Month in Review – November 2020

Here are the highlights for the crazy month of November:

* On November 2, we filed our reply brief in support of our motion for preliminary injunction in our civil rights lawsuit against Pennsylvania Governor Tom Wolf, the Pennsylvania Attorney General, and Dr. Rachel Levine, the Secretary of Health for the Pennsylvania Department of Health.

Our lawsuit and motion seek to enjoin (halt) the Governor’s and the Department of Health’s contract tracing program and mandate to wear face masks, arguing that these restrictions infringe upon fundamental liberties protected by the First, Fourth, and Fourteenth Amendments.

As Justice Alito recently stated, “As more medical and scientific evidence becomes available, and as States have time to craft policies in light of that evidence, courts should expect policies that more carefully account for constitutional rights.”

Pennsylvania’s overly broad, “one-size-fits-all” restrictions are unconstitutional.

* On November 10, we filed a reply brief in the U.S. Court of Appeals for the Eighth Circuit in our federal civil rights lawsuit filed on behalf of Sally Ness

The lawsuit alleges that the City of Bloomington (Minnesota), two City police officers, and the Hennepin County Attorney violated Ness’s rights protected by the First Amendment by threatening to enforce local and state laws against her for filming public information exposing various zoning and other violations committed by a local mosque and its associated school, both of which are located in Ness’s neighborhood.

Numerous news agencies filed a “friend of the court” brief in support of our position.

We are awaiting a date for oral argument.

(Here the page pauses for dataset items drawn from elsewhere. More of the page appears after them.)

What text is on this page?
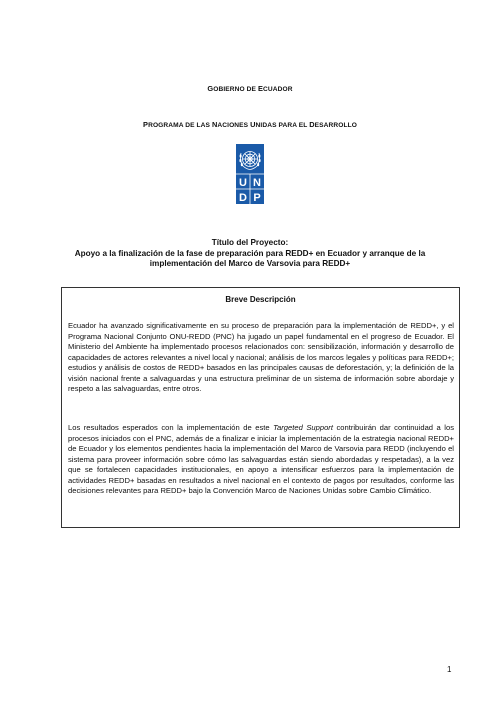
GOBIERNO DE ECUADOR
PROGRAMA DE LAS NACIONES UNIDAS PARA EL DESARROLLO
U N
D P
Título del Proyecto:
Apoyo a la finalización de la fase de preparación para REDD+ en Ecuador y arranque de la
implementación del Marco de Varsovia para REDD+
Breve Descripción

Ecuador ha avanzado significativamente en su proceso de preparación para la implementación de REDD+, y el Programa Nacional Conjunto ONU-REDD (PNC) ha jugado un papel fundamental en el progreso de Ecuador. El Ministerio del Ambiente ha implementado procesos relacionados con: sensibilización, información y desarrollo de capacidades de actores relevantes a nivel local y nacional; análisis de los marcos legales y políticas para REDD+; estudios y análisis de costos de REDD+ basados en las principales causas de deforestación, y; la definición de la visión nacional frente a salvaguardas y una estructura preliminar de un sistema de información sobre abordaje y respeto a las salvaguardas, entre otros.

Los resultados esperados con la implementación de este Targeted Support contribuirán dar continuidad a los procesos iniciados con el PNC, además de a finalizar e iniciar la implementación de la estrategia nacional REDD+ de Ecuador y los elementos pendientes hacia la implementación del Marco de Varsovia para REDD (incluyendo el sistema para proveer información sobre cómo las salvaguardas están siendo abordadas y respetadas), a la vez que se fortalecen capacidades institucionales, en apoyo a intensificar esfuerzos para la implementación de actividades REDD+ basadas en resultados a nivel nacional en el contexto de pagos por resultados, conforme las decisiones relevantes para REDD+ bajo la Convención Marco de Naciones Unidas sobre Cambio Climático.

1
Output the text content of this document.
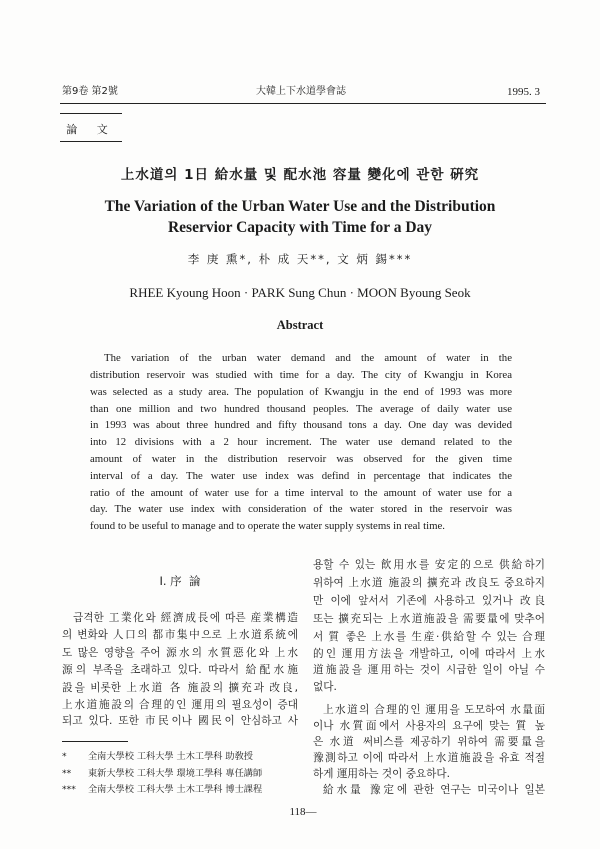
第9卷 第2號	大韓上下水道學會誌	1995. 3
論 文
上水道의 1日 給水量 및 配水池 容量 變化에 관한 硏究
The Variation of the Urban Water Use and the Distribution
Reservior Capacity with Time for a Day
李 庚 熏*, 朴 成 天**, 文 炳 錫***
RHEE Kyoung Hoon · PARK Sung Chun · MOON Byoung Seok
Abstract
The variation of the urban water demand and the amount of water in the
distribution reservoir was studied with time for a day. The city of Kwangju in Korea
was selected as a study area. The population of Kwangju in the end of 1993 was more
than one million and two hundred thousand peoples. The average of daily water use
in 1993 was about three hundred and fifty thousand tons a day. One day was devided
into 12 divisions with a 2 hour increment. The water use demand related to the
amount of water in the distribution reservoir was observed for the given time
interval of a day. The water use index was defind in percentage that indicates the
ratio of the amount of water use for a time interval to the amount of water use for a
day. The water use index with consideration of the water stored in the reservoir was
found to be useful to manage and to operate the water supply systems in real time.
Ⅰ. 序  論
급격한 工業化와 經濟成長에 따른 産業構造
의 변화와 人口의 都市集中으로 上水道系統에
도 많은 영향을 주어 源水의 水質惡化와 上水
源의 부족을 초래하고 있다. 따라서 給配水施
設을 비롯한 上水道 各 施設의 擴充과 改良,
上水道施設의 合理的인 運用의 필요성이 증대
되고 있다. 또한 市民이나 國民이 안심하고 사
* 全南大學校 工科大學 土木工學科 助敎授
** 東新大學校 工科大學 環境工學科 專任講師
*** 全南大學校 工科大學 土木工學科 博士課程
용할 수 있는 飮用水를 安定的으로 供給하기
위하여 上水道 施設의 擴充과 改良도 중요하지
만 이에 앞서서 기존에 사용하고 있거나 改良
또는 擴充되는 上水道施設을 需要量에 맞추어
서 質 좋은 上水를 生産·供給할 수 있는 合理
的인 運用方法을 개발하고, 이에 따라서 上水
道施設을 運用하는 것이 시급한 일이 아닐 수
없다.
上水道의 合理的인 運用을 도모하여 水量面
이나 水質面에서 사용자의 요구에 맞는 質 높
은 水道 써비스를 제공하기 위하여 需要量을
豫測하고 이에 따라서 上水道施設을 유효 적절
하게 運用하는 것이 중요하다.
給水量 豫定에 관한 연구는 미국이나 일본
118—
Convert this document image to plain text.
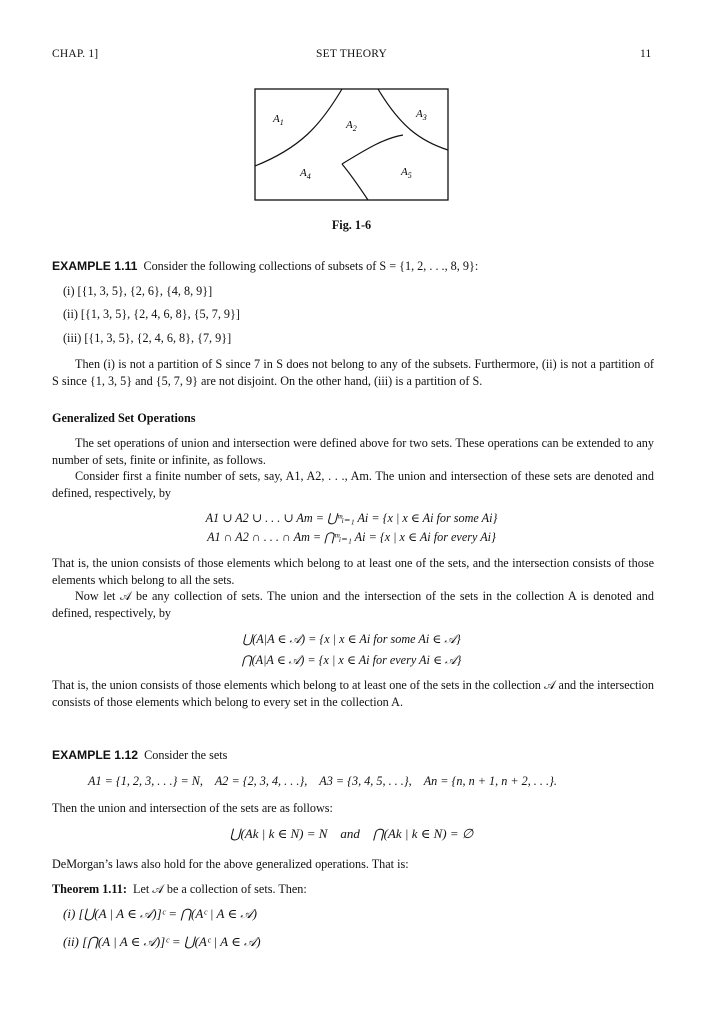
CHAP. 1]	SET THEORY	11
$A_1$	$A_2$
$A_3$
$A_4$	$A_5$
Fig. 1-6
EXAMPLE 1.11 Consider the following collections of subsets of S = {1, 2, . . ., 8, 9}:
(i) [{1, 3, 5}, {2, 6}, {4, 8, 9}]
(ii) [{1, 3, 5}, {2, 4, 6, 8}, {5, 7, 9}]
(iii) [{1, 3, 5}, {2, 4, 6, 8}, {7, 9}]
Then (i) is not a partition of S since 7 in S does not belong to any of the subsets. Furthermore, (ii) is not a partition of S since {1, 3, 5} and {5, 7, 9} are not disjoint. On the other hand, (iii) is a partition of S.
Generalized Set Operations
The set operations of union and intersection were defined above for two sets. These operations can be extended to any number of sets, finite or infinite, as follows.
Consider first a finite number of sets, say, A1, A2, . . ., Am. The union and intersection of these sets are denoted and defined, respectively, by
A1 ∪ A2 ∪ . . . ∪ Am = ⋃ᵐᵢ₌₁ Ai = {x | x ∈ Ai for some Ai}
A1 ∩ A2 ∩ . . . ∩ Am = ⋂ᵐᵢ₌₁ Ai = {x | x ∈ Ai for every Ai}
That is, the union consists of those elements which belong to at least one of the sets, and the intersection consists of those elements which belong to all the sets.
Now let 𝒜 be any collection of sets. The union and the intersection of the sets in the collection A is denoted and defined, respectively, by
⋃(A|A ∈ 𝒜) = {x | x ∈ Ai for some Ai ∈ 𝒜}
⋂(A|A ∈ 𝒜) = {x | x ∈ Ai for every Ai ∈ 𝒜}
That is, the union consists of those elements which belong to at least one of the sets in the collection 𝒜 and the intersection consists of those elements which belong to every set in the collection A.
EXAMPLE 1.12 Consider the sets
A1 = {1, 2, 3, . . .} = N,    A2 = {2, 3, 4, . . .},    A3 = {3, 4, 5, . . .},    An = {n, n + 1, n + 2, . . .}.
Then the union and intersection of the sets are as follows:
⋃(Ak | k ∈ N) = N    and    ⋂(Ak | k ∈ N) = ∅
DeMorgan’s laws also hold for the above generalized operations. That is:
Theorem 1.11: Let 𝒜 be a collection of sets. Then:
(i) [⋃(A | A ∈ 𝒜)]ᶜ = ⋂(Aᶜ | A ∈ 𝒜)
(ii) [⋂(A | A ∈ 𝒜)]ᶜ = ⋃(Aᶜ | A ∈ 𝒜)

* On November 16, we filed a reply brief in support of our motion for summary judgment in our lawsuit against the City of Detroit and several City police officers, challenging their enforcement of various restrictions that prohibited pro-lifers from engaging in free speech activity during the Democrat presidential candidate debates held in July 2019, at the Fox Theatre in Detroit.

Our motion and subsequent reply brief demonstrate that the City and several of its police officers violated our clients’ fundamental rights protected by the First, Fourth, and Fourteenth Amendments to the U.S. Constitution as matter of law.

* On November 16, we deposed the representative of the Washington Metropolitan Transit Authority (“WMATA”), in our long-standing, First Amendment, bus ad case.  In this litigation, we represent Pamela Geller, Robert Spencer, and their organization, AFDI.

In 2015, we sued WMATA, the D.C. metro transit authority, because they refused to run an ad by our clients promoting their free speech “Draw Mohammed” contest to make the point to the world that we value our Constitution and the First Amendment more than we fear the violence of Islamists to impose Sharia on us.

This case was originally dismissed by the federal district court in the District of Columbia but reversed and remanded by the U.S. Court of Appeals for the D.C. Circuit.  The sole issue on remand is whether WMATA’s refusal to run the ad because it was controversial and thus “political” was subject to reasonable application or just a fig-leaf to ban messages WMATA disliked.

* On November 16, we also filed our reply brief in the WMATA case, asking the court to disallow the depositions of Pamela Geller and Robert Spencer.  WMATA sought to take our clients’ depositions even though all of the evidence resides with WMATA.  The motion seeks to preclude WMATA’s harassment efforts.

* On November 24, the federal court in Pennsylvania held a remote hearing via Webex on our motion for preliminary injunction.  The motion seeks to halt the mask mandate and Orwellian contact tracing program in that state.

AFLC Co-Founder and Senior Counsel Robert Muise represented our clients in this lengthy hearing.  He cross-examined the Department of Health witness and presented oral argument at the conclusion of the witness testimony.

* November 26: Early on Thanksgiving morning, we, along with associated counsel acting as special counsel for the Thomas More Society based in Chicago, filed a Petition for Extraordinary Writs and Declaratory Relief in the Michigan Supreme Court on behalf of two Michigan voters.

The two voters are members of Black Voices for Trump, and they have been disenfranchised and aggrieved by the determination of the Board of State Canvassers of Michigan to certify the 2020 general election without conducting a full audit and investigation into the numerous (and substantiated) allegations of voter fraud and other serious voting irregularities.

* On November 30, we filed a letter brief in the U.S. Court of Appeals for the Second Circuit arguing that the latest U.S. Supreme Court case enjoining New York Governor Cuomo from enforcing his executive order (along with Mayor de Blasio’s similar order) preventing Catholic churches and Orthodox synagogues from holding religious services has application to our case pending in the federal appellate court opposing the mandatory quarantine order for interstate travelers arriving in New York.  The latest Supreme Court case stands for the proposition that a case should not be dismissed as moot just because the governor and mayor change the rules when they are sued to avoid an adverse ruling.

* As always, we have several other important matters in the works!  Our fight for faith and freedom is particularly crucial during this current “pandemic”!

Thank you for your prayers and financial support.  We couldn’t do what we do without them!